Mesleğinin hangi alanlarda faaliyet gösterdiğini anlatan Son Hakkak Bedros Usta, “Çelik oymacısıyım. Kalem ve çekiçle çeliği oymak, çeşitli motifler, desenler, portre çalışmaları bunlardan ibaret. Birçok sanayi sektöründe kullanılıyor. Her sektörle çalışıyorum sayılabilir çünkü imalat kısmında kalıp ana unsurdur. Düğmeden tutun, iğnesine, madalyasına kadar yapıyorum. Benden önce 50'li yıllarda darphaneyle çalışıyorduk burada darphanenin kalıpları yapılıyordu sonra kendileri ‘kalıphane' kurdular içerde imal edilmeye başladılar. Bilgisayar ortamıyla ayrıca hakkaklar getirildi yurt dışından yani kendileri yapmaya başladılar. Bütün askeri düğme, arma, apolet hepsi kalıptan çıkmadır. Bütün silahlı kuvvetlerin ve emniyetin düğme, apolet kalıplarını biz yapardık şimdi çoğu kumaşa çevrildi yine de metal olanların kalıplarını ben yapıyorum. Dekoratif eşyalar, tepsi mumluk yaptığımız kalıplardan üretilenler altından tutun, bakırına, alüminyumuna kadar her türlü metal baskıları yapılıyor” dedi.
“Bir el işiyle, makinenin çıkardığı iş aynı değil ruh yok onlarda”

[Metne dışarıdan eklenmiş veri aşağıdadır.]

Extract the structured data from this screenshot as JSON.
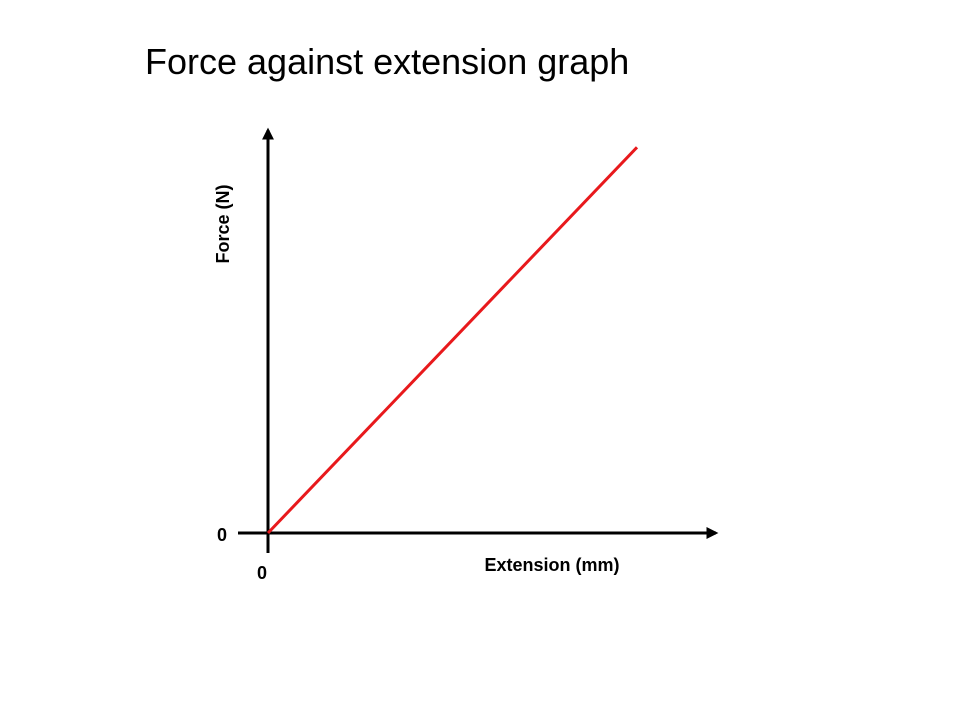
{
  "chart_data": {
    "type": "line",
    "title": "Force against extension graph",
    "x_label": "Extension (mm)",
    "y_label": "Force (N)",
    "x": [
      0,
      0.82
    ],
    "series": [
      {
        "name": "Force",
        "color": "#e8191c",
        "values": [
          0,
          0.95
        ]
      }
    ],
    "xlim": [
      0,
      1
    ],
    "ylim": [
      0,
      1
    ],
    "xticks": [
      0
    ],
    "yticks": [
      0
    ],
    "grid": false
  }
}
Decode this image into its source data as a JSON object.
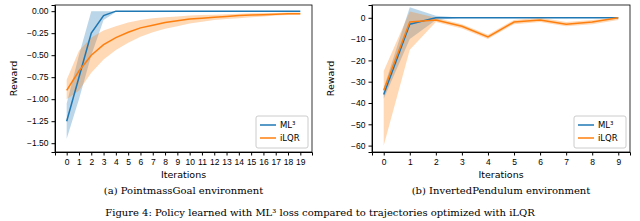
{
  "chart_data": [
    {
      "type": "line",
      "title": "(a) PointmassGoal environment",
      "x_label": "Iterations",
      "y_label": "Reward",
      "x": [
        0,
        1,
        2,
        3,
        4,
        5,
        6,
        7,
        8,
        9,
        10,
        11,
        12,
        13,
        14,
        15,
        16,
        17,
        18,
        19
      ],
      "series": [
        {
          "name": "ML³",
          "color": "#1f77b4",
          "values": [
            -1.25,
            -0.75,
            -0.25,
            -0.05,
            0,
            0,
            0,
            0,
            0,
            0,
            0,
            0,
            0,
            0,
            0,
            0,
            0,
            0,
            0,
            0
          ],
          "lower": [
            -1.45,
            -1.0,
            -0.5,
            -0.1,
            -0.01,
            0,
            0,
            0,
            0,
            0,
            0,
            0,
            0,
            0,
            0,
            0,
            0,
            0,
            0,
            0
          ],
          "upper": [
            -1.05,
            -0.5,
            0,
            0,
            0,
            0,
            0,
            0,
            0,
            0,
            0,
            0,
            0,
            0,
            0,
            0,
            0,
            0,
            0,
            0
          ]
        },
        {
          "name": "iLQR",
          "color": "#ff7f0e",
          "values": [
            -0.9,
            -0.68,
            -0.5,
            -0.38,
            -0.3,
            -0.24,
            -0.19,
            -0.16,
            -0.13,
            -0.11,
            -0.09,
            -0.08,
            -0.07,
            -0.06,
            -0.05,
            -0.045,
            -0.04,
            -0.035,
            -0.03,
            -0.03
          ],
          "lower": [
            -1.0,
            -0.9,
            -0.7,
            -0.55,
            -0.44,
            -0.36,
            -0.29,
            -0.24,
            -0.2,
            -0.17,
            -0.14,
            -0.12,
            -0.1,
            -0.09,
            -0.08,
            -0.07,
            -0.06,
            -0.05,
            -0.045,
            -0.04
          ],
          "upper": [
            -0.78,
            -0.45,
            -0.3,
            -0.22,
            -0.17,
            -0.13,
            -0.1,
            -0.08,
            -0.07,
            -0.06,
            -0.05,
            -0.045,
            -0.04,
            -0.035,
            -0.03,
            -0.025,
            -0.02,
            -0.02,
            -0.015,
            -0.015
          ]
        }
      ],
      "xlim": [
        -0.95,
        19.95
      ],
      "ylim": [
        -1.6,
        0.07
      ],
      "xticks": [
        0,
        1,
        2,
        3,
        4,
        5,
        6,
        7,
        8,
        9,
        10,
        11,
        12,
        13,
        14,
        15,
        16,
        17,
        18,
        19
      ],
      "yticks": [
        {
          "value": -1.5,
          "label": "−1.50"
        },
        {
          "value": -1.25,
          "label": "−1.25"
        },
        {
          "value": -1.0,
          "label": "−1.00"
        },
        {
          "value": -0.75,
          "label": "−0.75"
        },
        {
          "value": -0.5,
          "label": "−0.50"
        },
        {
          "value": -0.25,
          "label": "−0.25"
        },
        {
          "value": 0,
          "label": "0.00"
        }
      ],
      "legend": "lower right"
    },
    {
      "type": "line",
      "title": "(b) InvertedPendulum environment",
      "x_label": "Iterations",
      "y_label": "Reward",
      "x": [
        0,
        1,
        2,
        3,
        4,
        5,
        6,
        7,
        8,
        9
      ],
      "series": [
        {
          "name": "ML³",
          "color": "#1f77b4",
          "values": [
            -36,
            -3,
            0,
            0,
            0,
            0,
            0,
            0,
            0,
            0
          ],
          "lower": [
            -38,
            -10,
            -1,
            0,
            0,
            0,
            0,
            0,
            0,
            0
          ],
          "upper": [
            -33,
            5,
            1,
            0,
            0,
            0,
            0,
            0,
            0,
            0
          ]
        },
        {
          "name": "iLQR",
          "color": "#ff7f0e",
          "values": [
            -34,
            -2,
            -1,
            -4,
            -9,
            -2,
            -1,
            -3,
            -2,
            0
          ],
          "lower": [
            -60,
            -15,
            -2,
            -5,
            -10,
            -3,
            -2,
            -4,
            -3,
            -1
          ],
          "upper": [
            -25,
            3,
            0,
            -3,
            -8,
            -1,
            0,
            -2,
            -1,
            0
          ]
        }
      ],
      "xlim": [
        -0.45,
        9.45
      ],
      "ylim": [
        -63,
        6
      ],
      "xticks": [
        0,
        1,
        2,
        3,
        4,
        5,
        6,
        7,
        8,
        9
      ],
      "yticks": [
        {
          "value": -60,
          "label": "−60"
        },
        {
          "value": -50,
          "label": "−50"
        },
        {
          "value": -40,
          "label": "−40"
        },
        {
          "value": -30,
          "label": "−30"
        },
        {
          "value": -20,
          "label": "−20"
        },
        {
          "value": -10,
          "label": "−10"
        },
        0
      ],
      "legend": "lower right"
    }
  ],
  "figure_caption": "Figure 4: Policy learned with ML³ loss compared to trajectories optimized with iLQR"
}
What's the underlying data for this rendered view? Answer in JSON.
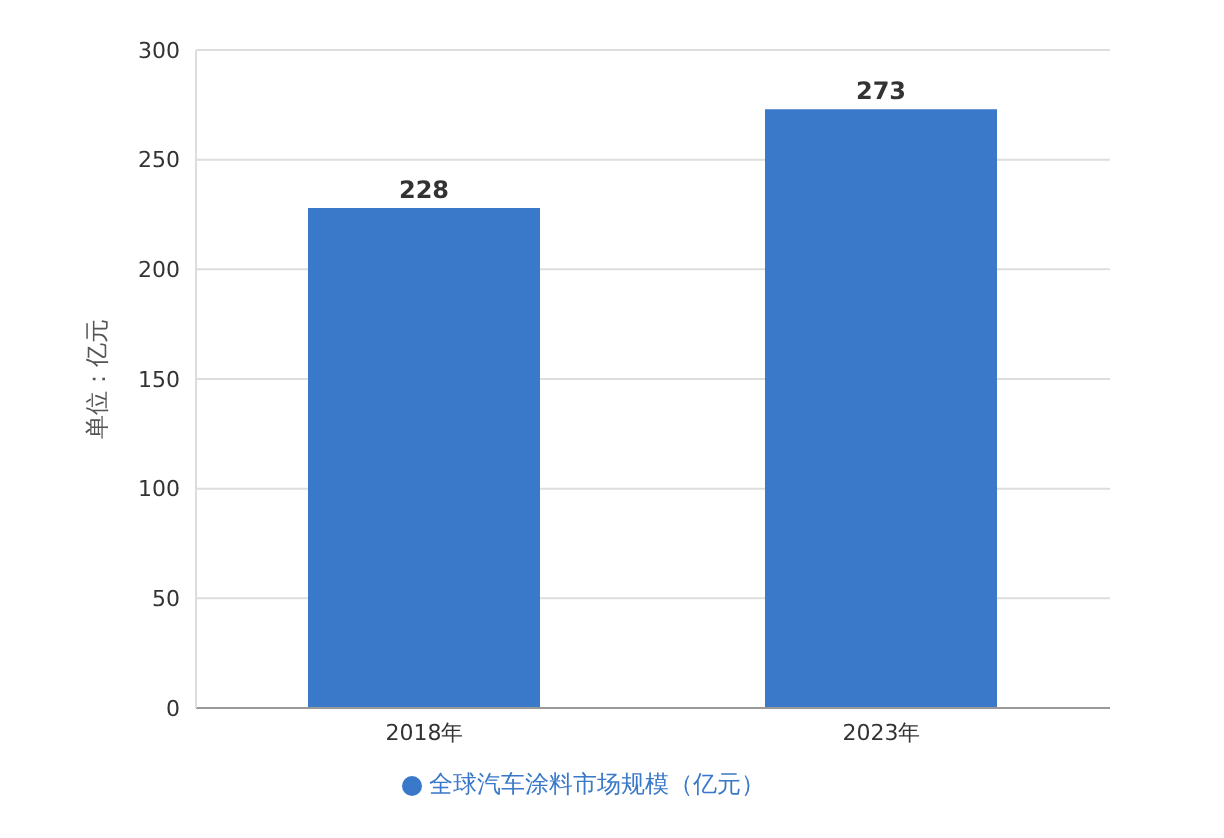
{
  "chart_data": {
    "type": "bar",
    "ylabel": "单位：亿元",
    "categories": [
      "2018年",
      "2023年"
    ],
    "series": [
      {
        "name": "全球汽车涂料市场规模（亿元）",
        "color": "#3a78c9",
        "values": [
          228,
          273
        ]
      }
    ],
    "ylim": [
      0,
      300
    ],
    "yticks": [
      0,
      50,
      100,
      150,
      200,
      250,
      300
    ],
    "grid": "y",
    "legend": "bottom",
    "data_labels": true
  }
}
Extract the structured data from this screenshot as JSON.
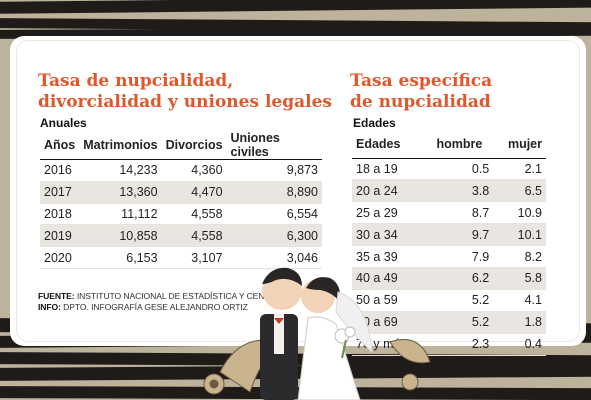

Dünyanın farklı yerlerinde oyma ustası bulunduğuna değinen Muradyan “Fransa'da rast geldim araştırdım, gezdim Paris'te ve buldum. Bir dükkan buldum içeride kullandığı makineler falan bizim iş gibiydi konuştuk, ettik fakat gördüğüm kadarıyla çok zayıftı. Yaptığım işlerden yanımda vardı, gösterdim adam hayranlıkla baktı elle yapmış olduğuma inanamadı. Onlar da yapıyorlar. Avusturya'da var, Viyana'da aradım bulamadım ama orada olduğunu biliyorum. İtalya'dan beni ziyarete geldiler meslektaşımdı o da. Bu bilgisayarlı CNC makineler çıktıktan sonra buna talep azaldı. Fakat aynısı olmuyor tabii imkanı yok. Bir el işiyle bir makinenin çıkardığı iş aynı değil, ruh yok onlarda. Bu işi yapabilmek için bir anne çocuğunu nasıl seviyorsa her türlü şeyine katlanabilen kişidir anne. Aynı şekilde bizim de işimizi o şekilde sevmemiz lazım. Ben bir pazar günü evimde otururum onda bile otururken muhakkak düşünürüm. Kafamda işimdeyim veya evde yapabileceğim bir şey varsa eve götürüp orada devam ediyorum. Haftanın 7 günü devamlı geç saatlere kadar çalışırım. Sanat çok güzel bir şeydir altın bileziktir. Herkesin çeşitli sanat dallarında en azından bir becerisi vardır. Bütün mesele onu ortaya çıkarmaktır. Sanatı olsun, yapmasın. Bilsin ama yapmasın hobi olarak kullansın. Yarın öbür gün ne olacağını bilemeyiz. Bir bilezik dediğim gibi, altın bilezik” ifadelerini kullandı.